MATLAB Parallelization vs. Caching: Signal Processing Speedup Comparison for Stipulator
by Simon Sigl
- Do not turn on "everything" (parallelization and cache) to have best performance - you are likely to land suboptimal...
- Think about your use case: repeated calculations → cache; calculations only once → parallel pool
- Measure your own cases.
- Mind the cache size to avoid swapping to disk.
Both parallelization and caching are general techniques aiming at reducing the time needed for computationally intensive tasks. Their implementation in MATLAB comes with different focuses:
- The Parallel Computing Toolbox must be separately bought. It allows parallel execution of computations with the parfor statement. Parallel execution does not come for free, it requires time to start the parallel pool and to coordinate the workers (distribute and collect the tasks and data) which limits the speedup potential. If parallelization actually reduces the time required has to be carefully studied for each application. Furthermore, there are some (sometimes subtle) restrictions to the code when using the parfor statement.
- Memoization is part of MATLAB (no separate Toolbox required) since R2017a. It allows to cache the input/output pairs of time-consuming MATLAB functions and avoids executing the expensive function again when called repeatedly with the same arguments. It imposes little computational overhead but needs RAM for storing input/output data. Restrictions on the function to be memoized do exist but are rather weak (e.g., the function to memoize must not have side-effects or depend on global variables).
Taking advantage of these techniques in Stipulator
Stipulator signal processing allows for both parallelization (if the parallel computing toolbox is installed) and caching (if configured for a signal processing). We did some measurements on a benchmark project file with about 230 cases. Although these results are highly application-specific, they are interesting enough to be shared. Make sure to validate the indicated trends with your own data!
The following can be observed:
- Baseline is 11s (cache and parallelization off).
- The best speedup for repeated calculations (in this file) is reached with caching only (2,5s). This is not zero mainly due to administrative overhead that is necessary besides the actual (cached) signal processing.
Use cases for this configuration: repeated signal processings due to e.g., different plots of the same data, attribute processing, case selection based on processed attributes, group definition based on processed attributes, ...
- Parallel pool measurements only reach a speedup factor of about 2 in this case.
Use cases for this configuration: signal processing only once, e.g., signal extraction directly after opening the file, batch operations
- Activating both parallel pool and caching does not further reduce computation time. This might be related to MATLABs implementation of parallelization: the parallel worker's cache (note that each pool worker has its own cache instance) seems to be invalidated by receiving and unmarshalling the task description.
As a rule of thumb, the best configuration depends on your signal processing use case: repeated (caching) or single-shot (parallelization). Nevertheless, performance measurements for your specific use case are recommended.
How to use
STIPULATOR automatically takes advantage of parallelization when a parallel pool is available.

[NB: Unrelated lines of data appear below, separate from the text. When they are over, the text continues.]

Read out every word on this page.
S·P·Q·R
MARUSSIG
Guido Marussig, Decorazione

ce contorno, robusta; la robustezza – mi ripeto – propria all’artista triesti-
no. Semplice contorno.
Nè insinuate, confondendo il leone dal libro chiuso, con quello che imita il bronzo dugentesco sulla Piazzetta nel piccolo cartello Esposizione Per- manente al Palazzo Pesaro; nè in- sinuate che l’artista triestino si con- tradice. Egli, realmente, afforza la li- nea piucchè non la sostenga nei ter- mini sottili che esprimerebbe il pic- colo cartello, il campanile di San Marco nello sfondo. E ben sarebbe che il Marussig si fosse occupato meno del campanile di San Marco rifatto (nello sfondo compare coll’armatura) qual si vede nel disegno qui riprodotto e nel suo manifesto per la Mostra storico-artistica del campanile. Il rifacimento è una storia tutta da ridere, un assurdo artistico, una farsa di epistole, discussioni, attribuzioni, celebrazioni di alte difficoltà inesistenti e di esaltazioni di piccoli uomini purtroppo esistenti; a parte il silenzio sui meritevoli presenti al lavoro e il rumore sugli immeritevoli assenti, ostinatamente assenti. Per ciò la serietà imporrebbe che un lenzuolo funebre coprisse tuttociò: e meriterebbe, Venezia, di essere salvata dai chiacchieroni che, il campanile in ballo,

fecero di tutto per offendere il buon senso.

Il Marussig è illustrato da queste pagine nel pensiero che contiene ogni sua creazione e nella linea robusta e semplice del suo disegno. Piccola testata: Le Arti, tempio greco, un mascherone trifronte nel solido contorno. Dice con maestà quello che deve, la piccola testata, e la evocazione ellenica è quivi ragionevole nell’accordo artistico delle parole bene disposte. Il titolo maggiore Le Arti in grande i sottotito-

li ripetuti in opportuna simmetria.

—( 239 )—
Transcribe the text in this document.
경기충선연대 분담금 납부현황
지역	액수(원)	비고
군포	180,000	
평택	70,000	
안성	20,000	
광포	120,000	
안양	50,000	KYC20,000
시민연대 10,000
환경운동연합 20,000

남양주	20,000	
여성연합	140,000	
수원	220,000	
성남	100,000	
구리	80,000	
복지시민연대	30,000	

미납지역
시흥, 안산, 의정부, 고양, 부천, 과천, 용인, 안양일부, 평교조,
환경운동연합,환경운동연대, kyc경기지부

When the Parallel Computing Toolbox is installed, the pool can be started manually by clicking in the lower left corner of MATLAB's main window:
To allow for optimal context-dependent configurations, STIPULATOR offers signal processing-specific cache configuration options. Cache configuration is done in the Edit signal processing dialog.
Note that cache size (Number of cases cached) is a crucial parameter. The performance advantage only plays out when repeated computations with the exact same inputs (case, signal processing, processing level, reference data, perturbation settings, ...) occur. Depending on the exact usage pattern, a different cache configuration might be required. The cache should be at least the number of the typically selected cases. Although, more cache is not always better: setting a too large size might significantly degrade performance as soon as the operating system decides to swap RAM contents to disk.